Uma lágrima depois outra. Nada do que ele disser vai mudar o que eu estou sentindo agora. Nada do que eu falar vai fazê-lo mudar de ideia. Fechei os meus olhos tentando engolir o choro, e vou me afastando dele aos poucos. Eu não quero despedidas, não dessa vez. Prefiro que ele se vá, sem olhar para trás me prometendo o que não pode cumprir. Olhei para ele pela última vez, enxugando as lágrimas e vou embora. Desço as escadas apressada e nem me despeço de Dona Francisca. Corri pela rua, que tantas vezes percorri, feliz, cheia de sonhos, que agora só ficam com as gotas das minhas lágrimas que molham o seu chão. Alguém já morreu por amar tanto? Se não, eu seria a primeira. Então me vejo obrigada a parar de correr. O ar parece faltar nos meus pulmões e eu deixo o desespero tomar conta de mim. Queria gritar, mas nem lembro onde foi parar a minha voz. Que vida injusta, nunca me deu a chance de viver um grande amor. Eu levaria aquilo para o túmulo comigo, nada nessa vida me faria deixar de amar o Allan. Nem sequer se deu o trabalho de vir atrás de mim, me deixou ir sem culpa ou remorso. Chego em casa e vou direto para o quarto. Minha cabeça começa a doer, só pode ser um pesadelo, só que dessa vez sou eu que levo um tiro direto no coração. Então sinto alguém se sentar na cama onde estou debruçada. Eu reconheci aquele cheiro, era Bentinho.
— Eu sinto muito, Charlote – ele falou baixinho e eu sei que está sendo sincero – me desculpa por não ter te contado.
— A culpa não é sua – falei entre uma lágrima e outra e é tudo o que consigo dizer.
— Eu tentei convencê-lo a ficar – tentou me consolar – e eu ainda acredito que ele vai ficar.

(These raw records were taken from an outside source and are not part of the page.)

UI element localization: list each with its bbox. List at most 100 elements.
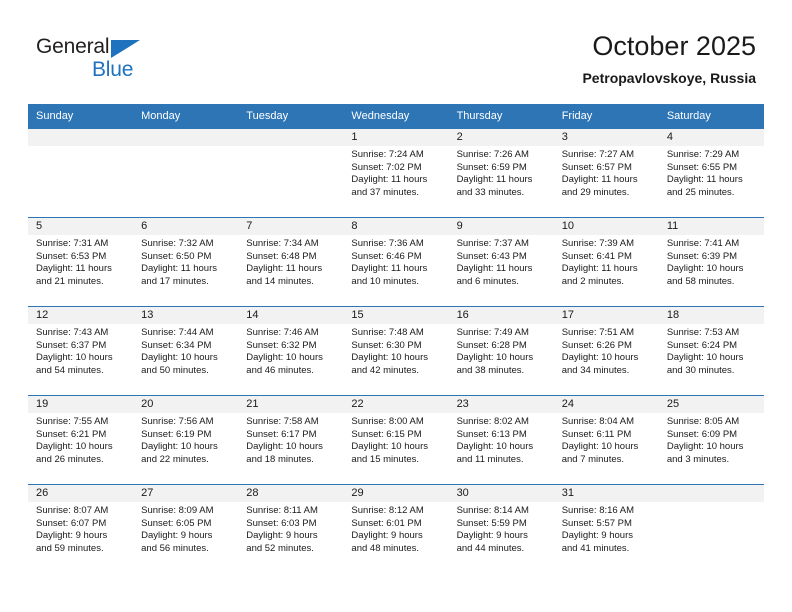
sunrise-text: Sunrise: 7:29 AM (666, 149, 740, 160)
sunset-text: Sunset: 5:59 PM (456, 517, 527, 529)
sunset-text: Sunset: 6:03 PM (246, 517, 317, 529)
day-details: Sunrise: 7:26 AM Sunset: 6:59 PM Dayligh… (449, 146, 554, 199)
day-details: Sunrise: 8:16 AM Sunset: 5:57 PM Dayligh… (554, 502, 659, 555)
sunset-text: Sunset: 6:24 PM (666, 339, 738, 351)
day-cell[interactable]: 7 Sunrise: 7:34 AM Sunset: 6:48 PM Dayli… (238, 217, 344, 307)
day-cell[interactable]: 2 Sunrise: 7:26 AM Sunset: 6:59 PM Dayli… (448, 128, 554, 218)
day-number: 13 (133, 307, 239, 324)
daylight-text-line1: Daylight: 10 hours (36, 441, 113, 453)
daylight-text-line2: and 50 minutes. (141, 364, 209, 376)
logo-triangle-icon (111, 40, 140, 58)
day-cell[interactable]: 21 Sunrise: 7:58 AM Sunset: 6:17 PM Dayl… (238, 395, 344, 485)
day-cell[interactable]: 27 Sunrise: 8:09 AM Sunset: 6:05 PM Dayl… (133, 484, 239, 574)
sunrise-text: Sunrise: 7:49 AM (456, 327, 529, 338)
day-details: Sunrise: 7:36 AM Sunset: 6:46 PM Dayligh… (343, 235, 448, 288)
page-subtitle: Petropavlovskoye, Russia (582, 70, 756, 86)
daylight-text-line1: Daylight: 9 hours (351, 530, 423, 542)
day-number: 1 (343, 129, 449, 146)
daylight-text-line1: Daylight: 10 hours (141, 352, 218, 364)
day-cell[interactable]: 4 Sunrise: 7:29 AM Sunset: 6:55 PM Dayli… (658, 128, 764, 218)
general-blue-logo[interactable]: General Blue (36, 36, 176, 86)
daylight-text-line1: Daylight: 10 hours (246, 352, 323, 364)
daylight-text-line2: and 56 minutes. (141, 542, 209, 554)
day-cell[interactable]: 12 Sunrise: 7:43 AM Sunset: 6:37 PM Dayl… (28, 306, 134, 396)
daylight-text-line2: and 14 minutes. (246, 275, 314, 287)
day-cell[interactable]: 22 Sunrise: 8:00 AM Sunset: 6:15 PM Dayl… (343, 395, 449, 485)
sunrise-text: Sunrise: 8:11 AM (246, 505, 318, 516)
sunset-text: Sunset: 6:59 PM (456, 161, 527, 173)
sunset-text: Sunset: 6:13 PM (456, 428, 527, 440)
day-number: 16 (448, 307, 554, 324)
day-cell[interactable]: 31 Sunrise: 8:16 AM Sunset: 5:57 PM Dayl… (553, 484, 659, 574)
day-details: Sunrise: 7:48 AM Sunset: 6:30 PM Dayligh… (343, 324, 448, 377)
sunrise-text: Sunrise: 7:56 AM (141, 416, 214, 427)
day-cell[interactable]: 17 Sunrise: 7:51 AM Sunset: 6:26 PM Dayl… (553, 306, 659, 396)
day-cell[interactable]: 18 Sunrise: 7:53 AM Sunset: 6:24 PM Dayl… (658, 306, 764, 396)
day-number: 5 (28, 218, 134, 235)
day-cell[interactable]: 29 Sunrise: 8:12 AM Sunset: 6:01 PM Dayl… (343, 484, 449, 574)
day-cell[interactable]: 11 Sunrise: 7:41 AM Sunset: 6:39 PM Dayl… (658, 217, 764, 307)
day-cell[interactable]: 1 Sunrise: 7:24 AM Sunset: 7:02 PM Dayli… (343, 128, 449, 218)
weekday-header-saturday: Saturday (658, 104, 764, 129)
day-cell[interactable]: 3 Sunrise: 7:27 AM Sunset: 6:57 PM Dayli… (553, 128, 659, 218)
sunrise-text: Sunrise: 8:09 AM (141, 505, 214, 516)
day-cell[interactable]: 16 Sunrise: 7:49 AM Sunset: 6:28 PM Dayl… (448, 306, 554, 396)
day-details: Sunrise: 7:29 AM Sunset: 6:55 PM Dayligh… (659, 146, 764, 199)
day-number: 11 (658, 218, 764, 235)
sunset-text: Sunset: 5:57 PM (561, 517, 632, 529)
daylight-text-line1: Daylight: 10 hours (351, 352, 428, 364)
day-cell[interactable]: 9 Sunrise: 7:37 AM Sunset: 6:43 PM Dayli… (448, 217, 554, 307)
day-details: Sunrise: 7:39 AM Sunset: 6:41 PM Dayligh… (554, 235, 659, 288)
calendar-week-row: 26 Sunrise: 8:07 AM Sunset: 6:07 PM Dayl… (28, 484, 764, 574)
day-details: Sunrise: 7:58 AM Sunset: 6:17 PM Dayligh… (238, 413, 343, 466)
day-cell[interactable]: 5 Sunrise: 7:31 AM Sunset: 6:53 PM Dayli… (28, 217, 134, 307)
day-cell[interactable]: 10 Sunrise: 7:39 AM Sunset: 6:41 PM Dayl… (553, 217, 659, 307)
calendar-header-row: Sunday Monday Tuesday Wednesday Thursday… (28, 104, 764, 129)
day-number: 26 (28, 485, 134, 502)
daylight-text-line2: and 30 minutes. (666, 364, 735, 376)
day-cell[interactable]: 6 Sunrise: 7:32 AM Sunset: 6:50 PM Dayli… (133, 217, 239, 307)
day-cell[interactable]: 26 Sunrise: 8:07 AM Sunset: 6:07 PM Dayl… (28, 484, 134, 574)
day-cell[interactable]: 19 Sunrise: 7:55 AM Sunset: 6:21 PM Dayl… (28, 395, 134, 485)
sunrise-text: Sunrise: 7:43 AM (36, 327, 109, 338)
day-cell[interactable]: 13 Sunrise: 7:44 AM Sunset: 6:34 PM Dayl… (133, 306, 239, 396)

— É tarde demais para criar expectativas – continuo com o rosto enfiado no travesseiro – o Allan não quer ficar.
— Ele só está se sentindo pressionado – continua, mas se cala por alguns segundos e levanta – vou levá-lo até o aeroporto.
Aquilo faz meu coração quase explodir de tanta dor.
— Vou torcer, para que no final, possa trazê-lo de volta até você.
Mas eu não digo mais nada. Minha voz é entalada pelo choro que volto a derramar. Escutei Bentinho ligar o carro e partir, levando com ele toda a minha esperança. Eu sei que eu não deveria ficar aqui chorando por alguém que decidiu seguir sem mim, mas só por hoje eu queria me trancar no quarto e chorar tudo o que tenho direito. Não queria guardar nenhum ressentimento para que talvez assim eu consiga seguir minha vida em paz.